Another example is instead of a traffic light sending traffic data from an intersection, then waiting for a reply to take the right action. It is better to teach the traffic light to make decisions on its own, based on the data it collects locally. This speeds up the entire process.
- Resistance to connectivity issues
Again referring to the example of a traffic light at an intersection. Now consider a situation in which the traffic light has lost connection to the network and cannot send data. Will people wait for the connection to be restored? Probably not.
However, if the data is analysed locally, there is no chance of a connection loss and a potential outage.
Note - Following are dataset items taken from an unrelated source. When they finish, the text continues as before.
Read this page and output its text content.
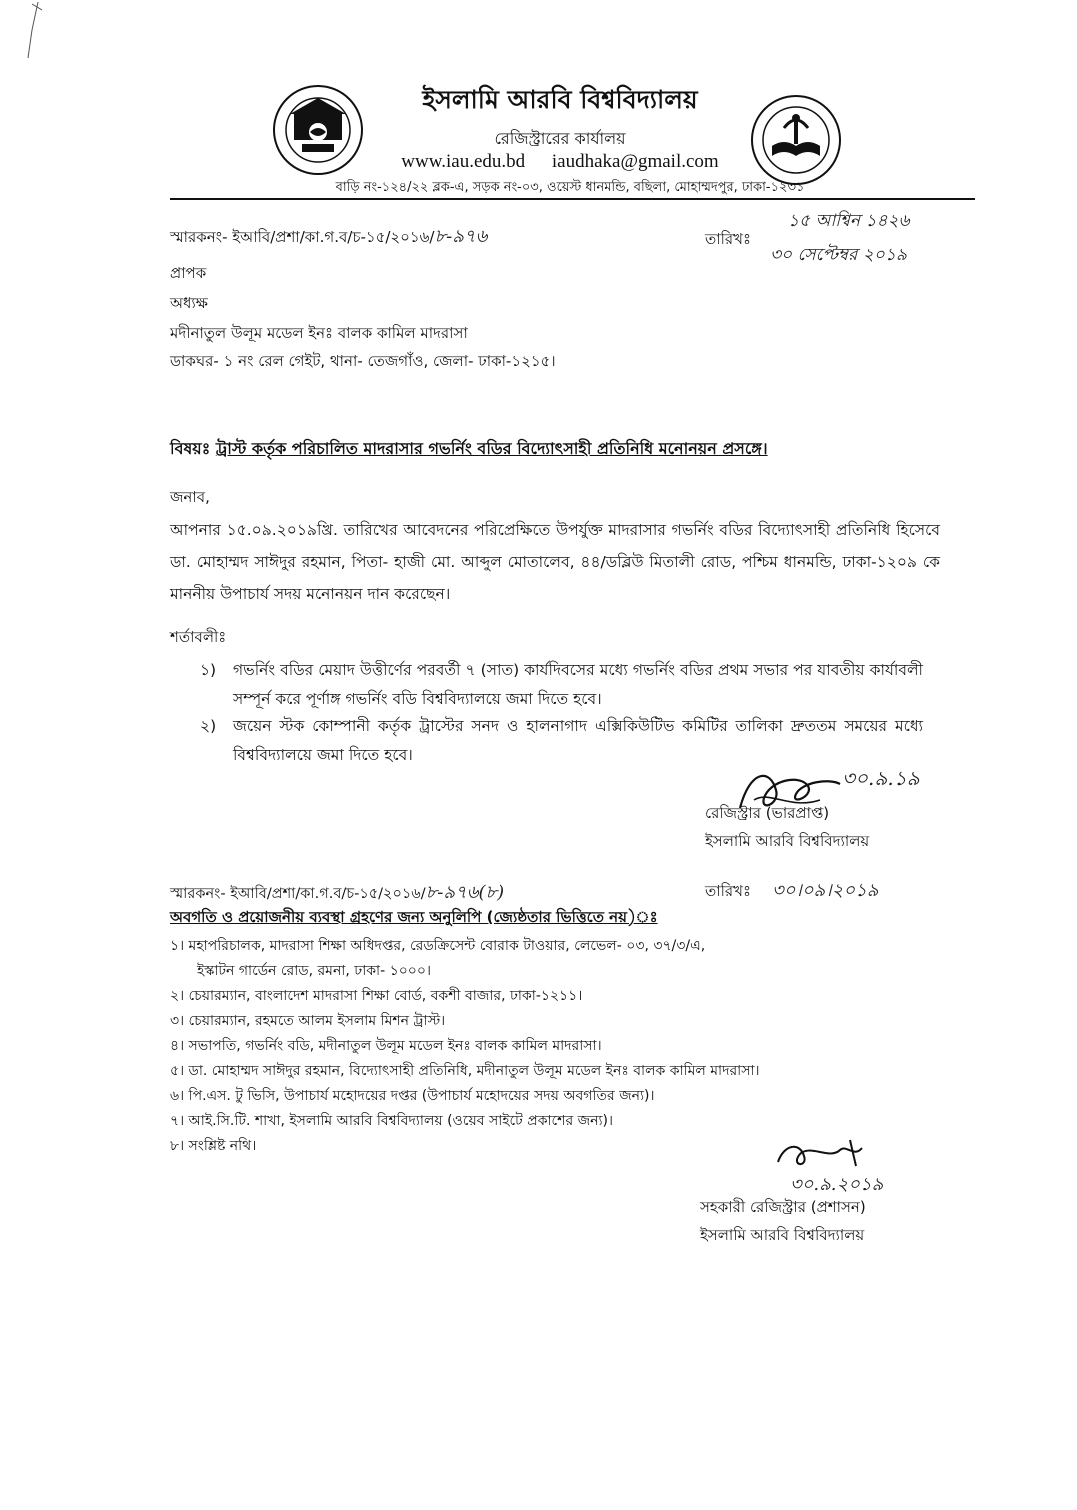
ইসলামি আরবি বিশ্ববিদ্যালয়
রেজিস্ট্রারের কার্যালয়
www.iau.edu.bd iaudhaka@gmail.com
বাড়ি নং-১২৪/২২ ব্লক-এ, সড়ক নং-০৩, ওয়েস্ট ধানমন্ডি, বছিলা, মোহাম্মদপুর, ঢাকা-১২৩১
স্মারকনং- ইআবি/প্রশা/কা.গ.ব/চ-১৫/২০১৬/৮-৯৭৬	তারিখঃ
১৫ আশ্বিন ১৪২৬
৩০ সেপ্টেম্বর ২০১৯
প্রাপক
অধ্যক্ষ
মদীনাতুল উলূম মডেল ইনঃ বালক কামিল মাদরাসা
ডাকঘর- ১ নং রেল গেইট, থানা- তেজগাঁও, জেলা- ঢাকা-১২১৫।
বিষয়ঃ ট্রাস্ট কর্তৃক পরিচালিত মাদরাসার গভর্নিং বডির বিদ্যোৎসাহী প্রতিনিধি মনোনয়ন প্রসঙ্গে।
জনাব,
আপনার ১৫.০৯.২০১৯খ্রি. তারিখের আবেদনের পরিপ্রেক্ষিতে উপর্যুক্ত মাদরাসার গভর্নিং বডির বিদ্যোৎসাহী প্রতিনিধি হিসেবে ডা. মোহাম্মদ সাঈদুর রহমান, পিতা- হাজী মো. আব্দুল মোতালেব, ৪৪/ডব্লিউ মিতালী রোড, পশ্চিম ধানমন্ডি, ঢাকা-১২০৯ কে মাননীয় উপাচার্য সদয় মনোনয়ন দান করেছেন।
শর্তাবলীঃ
১) গভর্নিং বডির মেয়াদ উত্তীর্ণের পরবর্তী ৭ (সাত) কার্যদিবসের মধ্যে গভর্নিং বডির প্রথম সভার পর যাবতীয় কার্যাবলী সম্পূর্ন করে পূর্ণাঙ্গ গভর্নিং বডি বিশ্ববিদ্যালয়ে জমা দিতে হবে।
২) জয়েন স্টক কোম্পানী কর্তৃক ট্রাস্টের সনদ ও হালনাগাদ এক্সিকিউটিভ কমিটির তালিকা দ্রুততম সময়ের মধ্যে বিশ্ববিদ্যালয়ে জমা দিতে হবে।
৩০.৯.১৯
রেজিস্ট্রার (ভারপ্রাপ্ত)
ইসলামি আরবি বিশ্ববিদ্যালয়
স্মারকনং- ইআবি/প্রশা/কা.গ.ব/চ-১৫/২০১৬/৮-৯৭৬(৮)	তারিখঃ ৩০।০৯।২০১৯
অবগতি ও প্রয়োজনীয় ব্যবস্থা গ্রহণের জন্য অনুলিপি (জ্যেষ্ঠতার ভিত্তিতে নয়)ঃ
১। মহাপরিচালক, মাদরাসা শিক্ষা অধিদপ্তর, রেডক্রিসেন্ট বোরাক টাওয়ার, লেভেল- ০৩, ৩৭/৩/এ,
ইস্কাটন গার্ডেন রোড, রমনা, ঢাকা- ১০০০।
২। চেয়ারম্যান, বাংলাদেশ মাদরাসা শিক্ষা বোর্ড, বকশী বাজার, ঢাকা-১২১১।
৩। চেয়ারম্যান, রহমতে আলম ইসলাম মিশন ট্রাস্ট।
৪। সভাপতি, গভর্নিং বডি, মদীনাতুল উলূম মডেল ইনঃ বালক কামিল মাদরাসা।
৫। ডা. মোহাম্মদ সাঈদুর রহমান, বিদ্যোৎসাহী প্রতিনিধি, মদীনাতুল উলূম মডেল ইনঃ বালক কামিল মাদরাসা।
৬। পি.এস. টু ভিসি, উপাচার্য মহোদয়ের দপ্তর (উপাচার্য মহোদয়ের সদয় অবগতির জন্য)।
৭। আই.সি.টি. শাখা, ইসলামি আরবি বিশ্ববিদ্যালয় (ওয়েব সাইটে প্রকাশের জন্য)।
৮। সংশ্লিষ্ট নথি।
৩০.৯.২০১৯
সহকারী রেজিস্ট্রার (প্রশাসন)
ইসলামি আরবি বিশ্ববিদ্যালয়
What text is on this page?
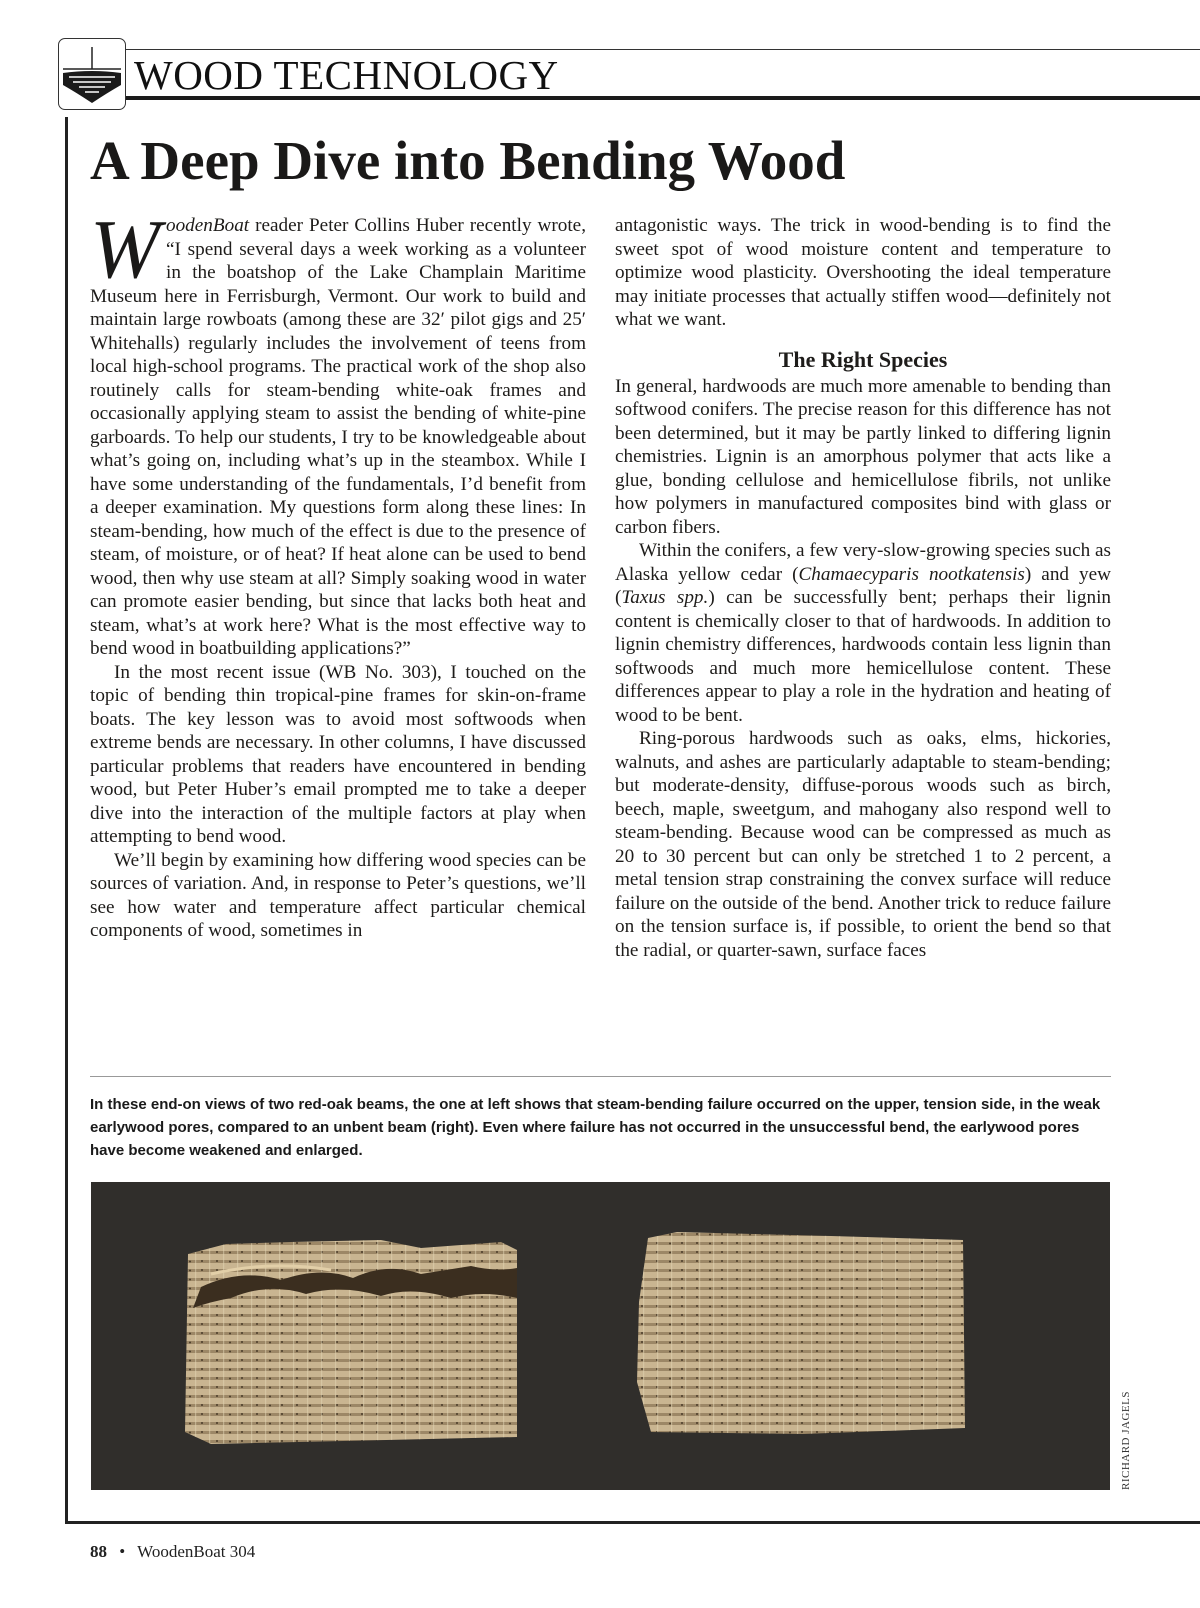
WOOD TECHNOLOGY
A Deep Dive into Bending Wood

WoodenBoat reader Peter Collins Huber recently wrote, “I spend several days a week working as a volunteer in the boatshop of the Lake Champlain Maritime Museum here in Ferrisburgh, Vermont. Our work to build and maintain large rowboats (among these are 32′ pilot gigs and 25′ Whitehalls) regularly includes the involvement of teens from local high-school programs. The practical work of the shop also routinely calls for steam-bending white-oak frames and occasionally applying steam to assist the bending of white-pine garboards. To help our students, I try to be knowledgeable about what’s going on, including what’s up in the steambox. While I have some understanding of the fundamentals, I’d benefit from a deeper examination. My questions form along these lines: In steam-bending, how much of the effect is due to the presence of steam, of moisture, or of heat? If heat alone can be used to bend wood, then why use steam at all? Simply soaking wood in water can promote easier bending, but since that lacks both heat and steam, what’s at work here? What is the most effective way to bend wood in boatbuilding applications?”

In the most recent issue (WB No. 303), I touched on the topic of bending thin tropical-pine frames for skin-on-frame boats. The key lesson was to avoid most softwoods when extreme bends are necessary. In other columns, I have discussed particular problems that readers have encountered in bending wood, but Peter Huber’s email prompted me to take a deeper dive into the interaction of the multiple factors at play when attempting to bend wood.

We’ll begin by examining how differing wood species can be sources of variation. And, in response to Peter’s questions, we’ll see how water and temperature affect particular chemical components of wood, sometimes in

antagonistic ways. The trick in wood-bending is to find the sweet spot of wood moisture content and temperature to optimize wood plasticity. Overshooting the ideal temperature may initiate processes that actually stiffen wood—definitely not what we want.

The Right Species

In general, hardwoods are much more amenable to bending than softwood conifers. The precise reason for this difference has not been determined, but it may be partly linked to differing lignin chemistries. Lignin is an amorphous polymer that acts like a glue, bonding cellulose and hemicellulose fibrils, not unlike how polymers in manufactured composites bind with glass or carbon fibers.

Within the conifers, a few very-slow-growing species such as Alaska yellow cedar (Chamaecyparis nootkatensis) and yew (Taxus spp.) can be successfully bent; perhaps their lignin content is chemically closer to that of hardwoods. In addition to lignin chemistry differences, hardwoods contain less lignin than softwoods and much more hemicellulose content. These differences appear to play a role in the hydration and heating of wood to be bent.

Ring-porous hardwoods such as oaks, elms, hickories, walnuts, and ashes are particularly adaptable to steam-bending; but moderate-density, diffuse-porous woods such as birch, beech, maple, sweetgum, and mahogany also respond well to steam-bending. Because wood can be compressed as much as 20 to 30 percent but can only be stretched 1 to 2 percent, a metal tension strap constraining the convex surface will reduce failure on the outside of the bend. Another trick to reduce failure on the tension surface is, if possible, to orient the bend so that the radial, or quarter-sawn, surface faces

In these end-on views of two red-oak beams, the one at left shows that steam-bending failure occurred on the upper, tension side, in the weak earlywood pores, compared to an unbent beam (right). Even where failure has not occurred in the unsuccessful bend, the earlywood pores have become weakened and enlarged.

RICHARD JAGELS
88 • WoodenBoat 304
It can simply continue to function normally, and then send the data it has collected when the connection has been restored.
- Reduction of infrastructure maintenance costs
Data transfer costs money, so it is important to keep this in mind at all stages of infrastructure design. This means that it is possible to avoid generating unnecessary data transfer costs.
- Improving security
It avoids the transfer of sensitive data that can potentially be intercepted, etc. A great example of this is IoT in military service. Nobody would like sensitive military data, such as GPS positioning, to fall into the wrong hands.
- Loss of part of the data
By deciding to process data locally and reduce the costs associated with transmission to the cloud, there’s also the added benefit that there is no chance of losing data in transfer and analysis processes.
- Limited hardware resources
When we decide on Edge computing, we must be aware that the device on which we intend to process data has specific hardware resources and should be properly managed.
Let’s assume that we process data locally, which reduces the amount of data that will be sent from the device. As a result, the problem of too much data being sent is solved, however, we have the challenge of storing and processing these huge amounts of data. At this point, it’s best to use the help offered by leading cloud providers. They offer toolkits that are ready to help with your daily tasks.
No matter how you look at it, IoT devices generate a large amount of information that may or may not have to be exclusively processed within IoT devices.
Integration with the cloud gives plenty of benefits in computing power which is available on request. Plus it also adds the option to collect data for subsequent processing. It also makes it easier to monitor and control devices in real-time. At the same time, we get benefits typical of cloud services, such as payment models in which we only pay for the resources used and avoid all costs associated with hardware upkeep. The Internet of Things is becoming more and more common in our day-to-day lives and so is the need to process the data that is generated. Fortunately, we can help by transitioning to systems that allow devices to perform some of the operations locally.